Seçmenin tercihlerini iradesine ipotek koyarak, hukuk araçsallaştırılarak seçimin meşruluğuna dair oluşturulacak herhangi bir kaygı, seçim sürecinde muhalefetin yurttaşların sesi olma, seslerini duyurmalarına yönelik engeller koyma, bizatihi demokratik rotasyonun içini boşaltıcı etki yapar.

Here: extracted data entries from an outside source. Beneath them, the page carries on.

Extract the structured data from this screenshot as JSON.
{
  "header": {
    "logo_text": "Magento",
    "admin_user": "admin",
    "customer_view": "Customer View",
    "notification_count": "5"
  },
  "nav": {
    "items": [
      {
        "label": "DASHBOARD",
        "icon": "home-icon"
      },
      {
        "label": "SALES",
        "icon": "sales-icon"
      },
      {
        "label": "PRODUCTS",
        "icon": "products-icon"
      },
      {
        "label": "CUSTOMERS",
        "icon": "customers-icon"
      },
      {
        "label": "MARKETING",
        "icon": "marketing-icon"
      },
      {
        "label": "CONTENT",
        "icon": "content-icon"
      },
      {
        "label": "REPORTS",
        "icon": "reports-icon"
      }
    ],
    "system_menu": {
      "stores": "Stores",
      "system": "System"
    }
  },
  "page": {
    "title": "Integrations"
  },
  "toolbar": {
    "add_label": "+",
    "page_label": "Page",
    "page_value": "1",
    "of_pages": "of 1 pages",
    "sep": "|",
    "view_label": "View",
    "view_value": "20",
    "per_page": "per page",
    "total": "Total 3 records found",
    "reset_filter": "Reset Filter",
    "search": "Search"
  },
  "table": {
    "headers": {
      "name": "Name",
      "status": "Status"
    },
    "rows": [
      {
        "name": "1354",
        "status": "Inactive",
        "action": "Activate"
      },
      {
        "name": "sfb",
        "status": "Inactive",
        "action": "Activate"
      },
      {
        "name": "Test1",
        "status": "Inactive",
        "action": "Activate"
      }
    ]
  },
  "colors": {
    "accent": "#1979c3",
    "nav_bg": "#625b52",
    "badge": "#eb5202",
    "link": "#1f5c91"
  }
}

Türkiye tek partili rejimden çok partili rejime geçiş kararını İsmet İnönü gibi asker kökenli bir saygın siyasal elitin ve devlet kurucu kadronun tercihiyle, elitlerin uzlaşısıyla vermiş, coğrafyasında müstesna bir ülkedir. İktidar yarışı zaman zaman sorunlu olmakla birlikte, sandıklar açıldıktan sonra iktidar değiştiren bir tablo ortaya çıkmışsa, demokratik rotasyon bugüne kadar sorunsuz gerçekleşmiştir. Kuşkusuz bunun temel nedeni, kimi zaman abartılı bir hamasi içeriğe sahip olsa da yurttaş iradesine duyulan sarsılmaz inanç ve tercihlerindeki yanılmazlığa dair sonsuz güvendir. Bu düşünce araçsal nitelikte olsa da bu ülkede bir şeyler yanlış gittiği zaman, son tahlilde yanlışı düzeltme sandıkta seçmene aittir şeklinde siyasal kültüre demokratik değer takviyesi yapmaktadır. Bu hâkim seçmen eğilimi ve tercihine ilişkin kanaatin değişmemesi muhalefetten çok iktidarın görevidir. Seçmenin tercihlerini iradesine ipotek koyarak, hukuk araçsallaştırılarak seçimin meşruluğuna dair oluşturulacak herhangi bir kaygı, seçim sürecinde muhalefetin yurttaşların sesi olma, seslerini duyurmalarına yönelik engeller koyma, bizatihi demokratik rotasyonun içini boşaltıcı etki yapar. Bundan ise topyekûn Türkiye zarar görür. İktidarın görevi, demokrasi adına zarar yaratmak değil, sahip olduğu araçlarla ortak iyi adına fayda üretmek olmalıdır. Unutulmaması gereken; seçimlerin sadece bir araç, bu ülkede iktidarıyla muhalefetiyle, farklılıklarımızla bir arada insanca yaşamanın ise asıl amaç olduğudur.